Miscellaneous Other Website Maintenance
September 28th, 2007
This is the fifth of a series of posts designed to discuss ways to monitor and improve your blog’s performance.
In addition to the website maintenance tips covered in the first four posts of this series, there are a few other things that can be done to help keep your site running smoothly. Here are a few other things I try to keep up on:
- Update your WordPress Plugins – This obviously only applies to WordPress users, but that is who this series of posts is targeted for. Keeping your plugins up to date will help you to avoid security vulnerabilities, as well as help avoid problems when you upgrade to newer versions of WordPress. I try to do this monthly, but you should at a minimum do this everytime you upgrade to the next major version of WordPress (such as 2.2 or 2.3, etc.).
- Get rid of things you don’t use – This is kind of broad, but in addition to removing code that isn’t being used, it can be beneficial to also remove old files that you aren’t using. This can include images that came with your theme that you have since removed, things you’ve uploaded to try out and didn’t stick with, or extra pages of code that aren’t being used. This probably won’t effect your site’s load time or anything like that, but it will help keep things more organized and running smoothly.

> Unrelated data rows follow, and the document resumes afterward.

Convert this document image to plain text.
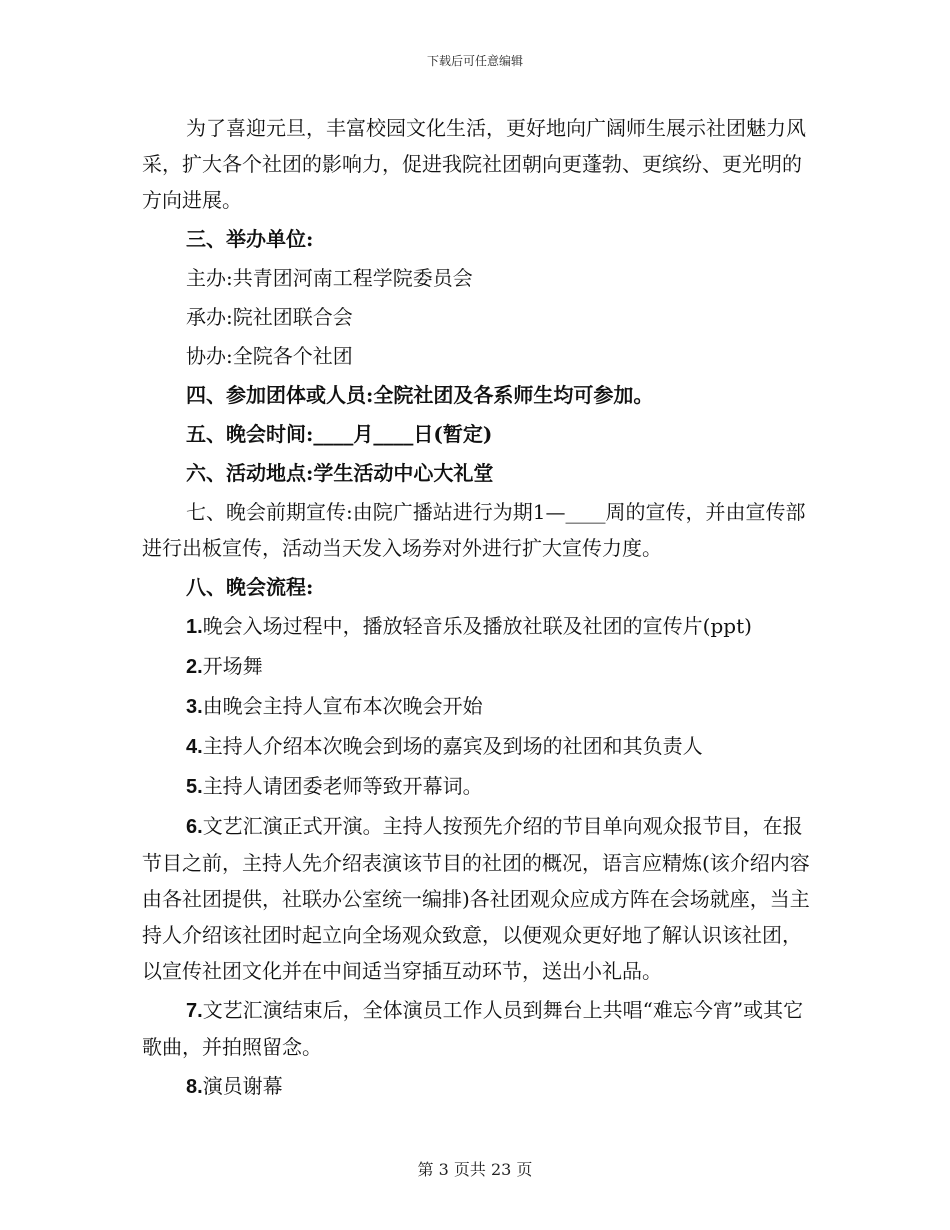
下载后可任意编辑

为了喜迎元旦，丰富校园文化生活，更好地向广阔师生展示社团魅力风采，扩大各个社团的影响力，促进我院社团朝向更蓬勃、更缤纷、更光明的方向进展。

三、举办单位:

主办:共青团河南工程学院委员会

承办:院社团联合会

协办:全院各个社团

四、参加团体或人员:全院社团及各系师生均可参加。

五、晚会时间:____月____日(暂定)

六、活动地点:学生活动中心大礼堂

七、晚会前期宣传:由院广播站进行为期1—____周的宣传，并由宣传部进行出板宣传，活动当天发入场券对外进行扩大宣传力度。

八、晚会流程:

1.晚会入场过程中，播放轻音乐及播放社联及社团的宣传片(ppt)

2.开场舞

3.由晚会主持人宣布本次晚会开始

4.主持人介绍本次晚会到场的嘉宾及到场的社团和其负责人

5.主持人请团委老师等致开幕词。

6.文艺汇演正式开演。主持人按预先介绍的节目单向观众报节目，在报节目之前，主持人先介绍表演该节目的社团的概况，语言应精炼(该介绍内容由各社团提供，社联办公室统一编排)各社团观众应成方阵在会场就座，当主持人介绍该社团时起立向全场观众致意，以便观众更好地了解认识该社团，以宣传社团文化并在中间适当穿插互动环节，送出小礼品。

7.文艺汇演结束后，全体演员工作人员到舞台上共唱“难忘今宵”或其它歌曲，并拍照留念。

8.演员谢幕

第 3 页共 23 页
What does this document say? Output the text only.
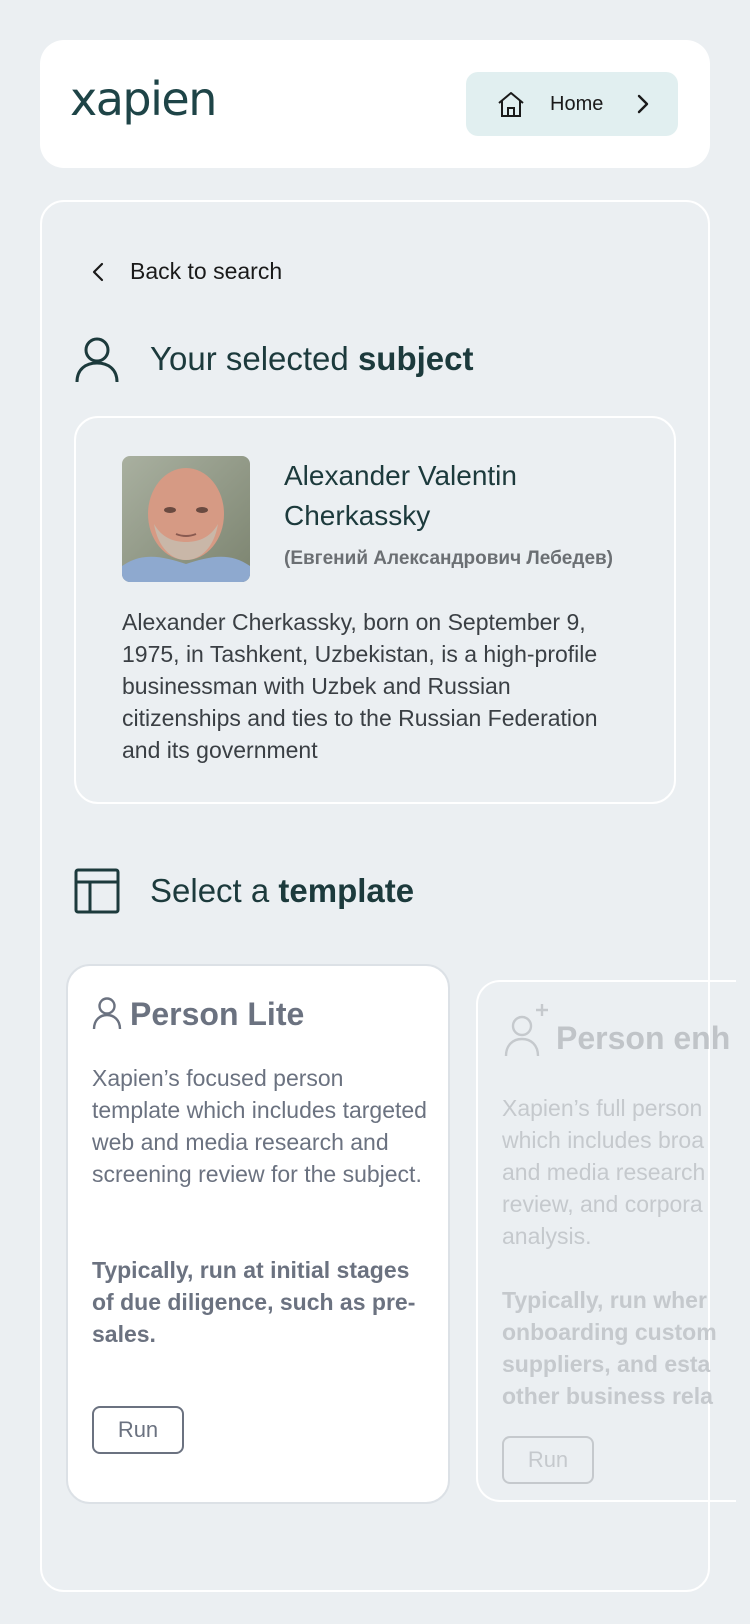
xapien	Home
Back to search
Your selected subject
Alexander Valentin Cherkassky
(Евгений Александрович Лебедев)
Alexander Cherkassky, born on September 9, 1975, in Tashkent, Uzbekistan, is a high-profile businessman with Uzbek and Russian citizenships and ties to the Russian Federation and its government
Select a template
Person Lite
Xapien’s focused person template which includes targeted web and media research and screening review for the subject.
Typically, run at initial stages of due diligence, such as pre-sales.
Run
Person enh
Xapien’s full person
which includes broa
and media research
review, and corpora
analysis.
Typically, run wher
onboarding custom
suppliers, and esta
other business rela
Run
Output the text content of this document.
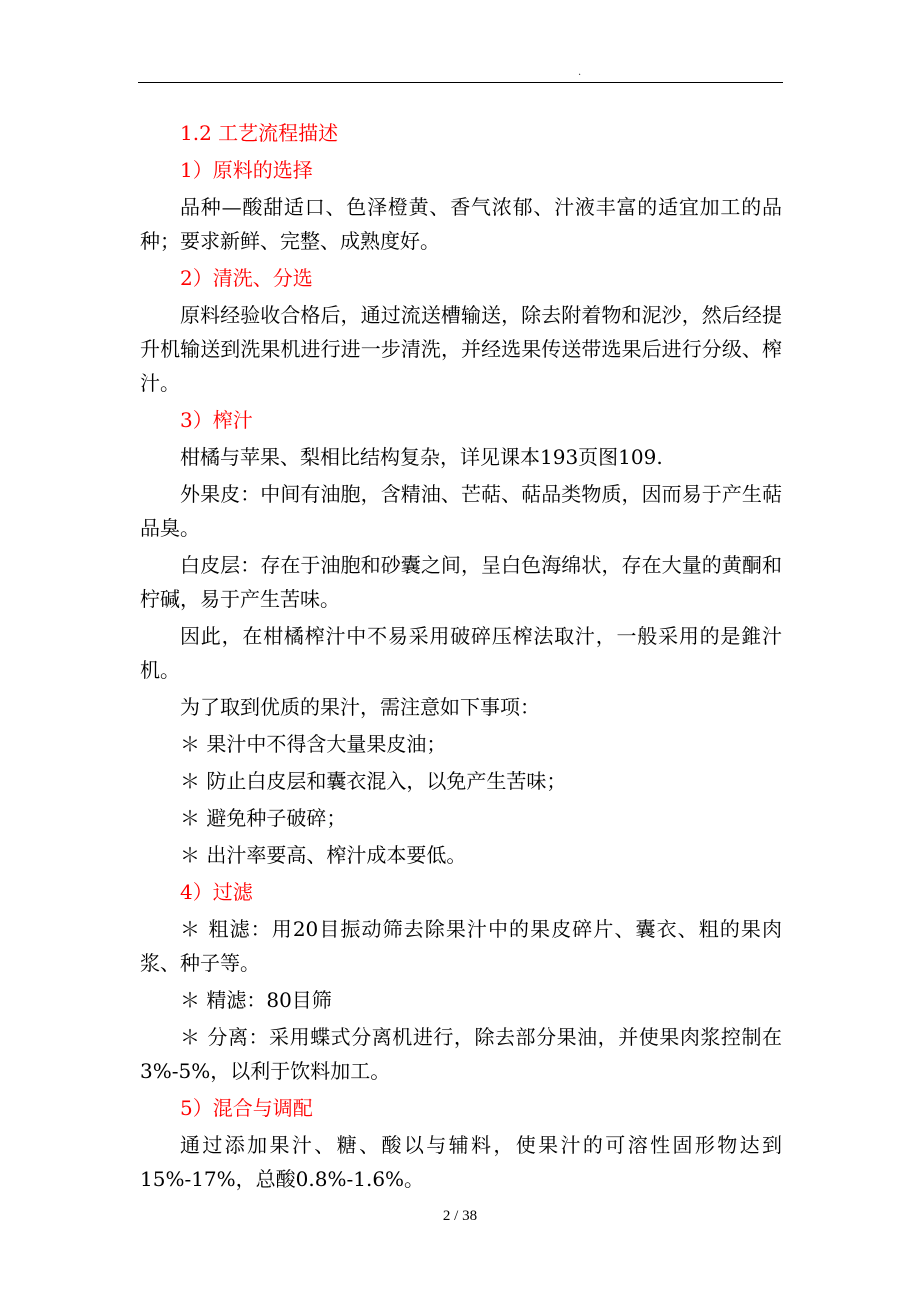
.

1.2 工艺流程描述

1）原料的选择

品种—酸甜适口、色泽橙黄、香气浓郁、汁液丰富的适宜加工的品种；要求新鲜、完整、成熟度好。

2）清洗、分选

原料经验收合格后，通过流送槽输送，除去附着物和泥沙，然后经提升机输送到洗果机进行进一步清洗，并经选果传送带选果后进行分级、榨汁。

3）榨汁

柑橘与苹果、梨相比结构复杂，详见课本193页图109.

外果皮：中间有油胞，含精油、芒萜、萜品类物质，因而易于产生萜品臭。

白皮层：存在于油胞和砂囊之间，呈白色海绵状，存在大量的黄酮和柠碱，易于产生苦味。

因此，在柑橘榨汁中不易采用破碎压榨法取汁，一般采用的是錐汁机。

为了取到优质的果汁，需注意如下事项：

＊ 果汁中不得含大量果皮油；

＊ 防止白皮层和囊衣混入，以免产生苦味；

＊ 避免种子破碎；

＊ 出汁率要高、榨汁成本要低。

4）过滤

＊ 粗滤：用20目振动筛去除果汁中的果皮碎片、囊衣、粗的果肉浆、种子等。

＊ 精滤：80目筛

＊ 分离：采用蝶式分离机进行，除去部分果油，并使果肉浆控制在3%-5%，以利于饮料加工。

5）混合与调配

通过添加果汁、糖、酸以与辅料，使果汁的可溶性固形物达到15%-17%，总酸0.8%-1.6%。

2 / 38
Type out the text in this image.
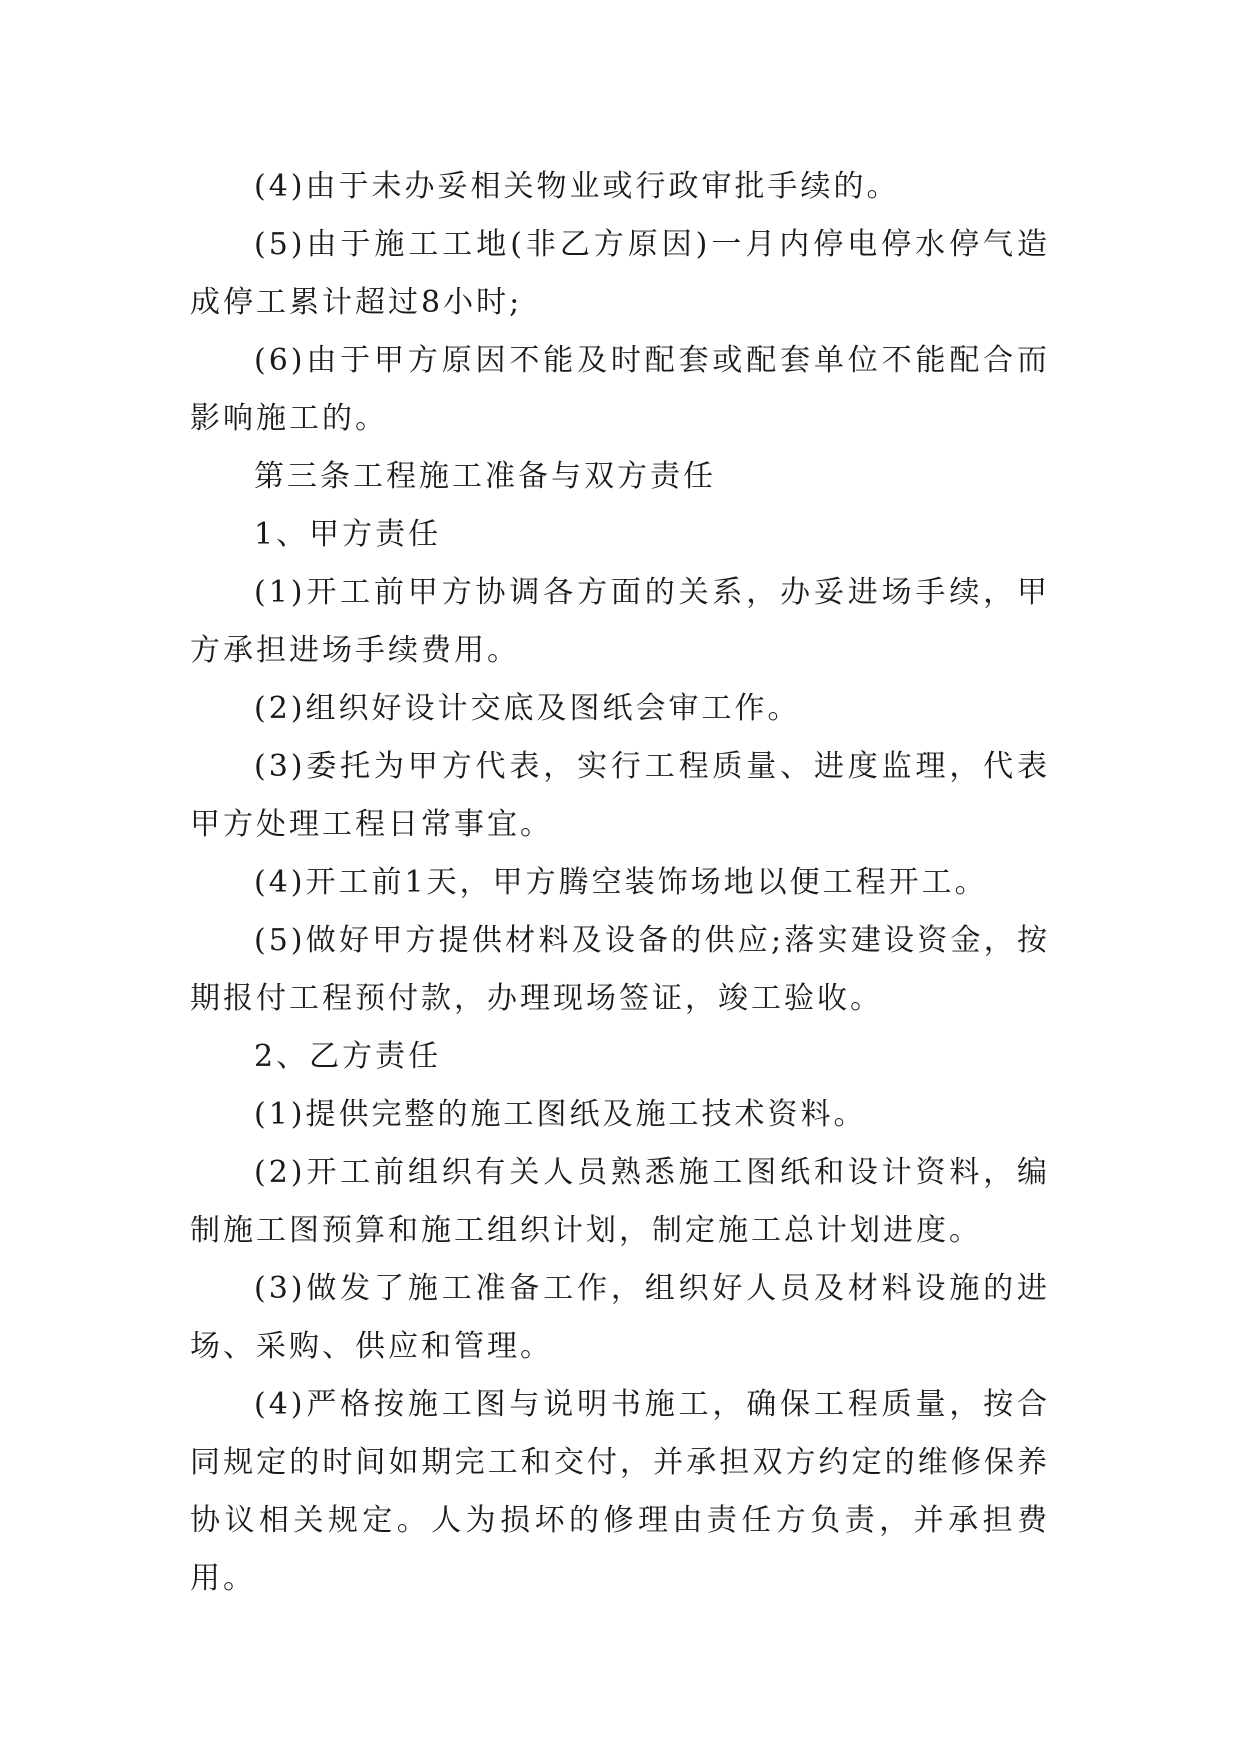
(4)由于未办妥相关物业或行政审批手续的。

(5)由于施工工地(非乙方原因)一月内停电停水停气造成停工累计超过8小时;

(6)由于甲方原因不能及时配套或配套单位不能配合而影响施工的。

第三条工程施工准备与双方责任

1、甲方责任

(1)开工前甲方协调各方面的关系，办妥进场手续，甲方承担进场手续费用。

(2)组织好设计交底及图纸会审工作。

(3)委托为甲方代表，实行工程质量、进度监理，代表甲方处理工程日常事宜。

(4)开工前1天，甲方腾空装饰场地以便工程开工。

(5)做好甲方提供材料及设备的供应;落实建设资金，按期报付工程预付款，办理现场签证，竣工验收。

2、乙方责任

(1)提供完整的施工图纸及施工技术资料。

(2)开工前组织有关人员熟悉施工图纸和设计资料，编制施工图预算和施工组织计划，制定施工总计划进度。

(3)做发了施工准备工作，组织好人员及材料设施的进场、采购、供应和管理。

(4)严格按施工图与说明书施工，确保工程质量，按合同规定的时间如期完工和交付，并承担双方约定的维修保养协议相关规定。人为损坏的修理由责任方负责，并承担费用。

- Check for bad links – Part of keeping your blog optimized for search engines is controlling your internal and outbound links. If you’ve changed your permalink structure, linked out to bad sites (pornography, gambling, etc.), or done outbound links to pages that have since been removed, this can have a negative effect on your search engine rankings. An easy way to find out what links are no longer valid is to go to Dead Links and have it spider your site. You can then go through and remove these links, or update them accordingly.
- Use your Google Webmaster Tools – You should regularly check your Google Webmaster Tools to ensure that everything is set up the way you want. You can control how Google displays your site, validate your Robots.txt file, or submit your blog’s sitemap. Google will actually provide you all sorts of information about what their spider found when visiting your site, including HTTP errors, 404 errors, unreachable URL’s, and URL’s blocked by Robots.txt. This way you can remove old posts that are now unreachable for whatever reason, as well as verify your Robots.txt is blocking what you want it to and not additional stuff. You can also run a spider simulator if you want an idea of what your site looks like to the search engines.
- Remove old scripts – Scripts often slow down your computer’s load time, so if you don’t use all those analytics services that you have scripts running for, you should probably remove them.
Anything else you do regularly to keep your website maintained?











Good advice on updating the plugins along with WordPress itself. I’m just curious about how you personally go about updating the plugins?
John – Good question! I’ve actually posted in the past trying to collect ideas on the best ways to update plugins. I’ve found that I only have a few that are updated regularly, so I tend to update those once a month.
That has been sufficient so far, except when a big new release of WordPress comes out you also need to manually check each plugin for an update.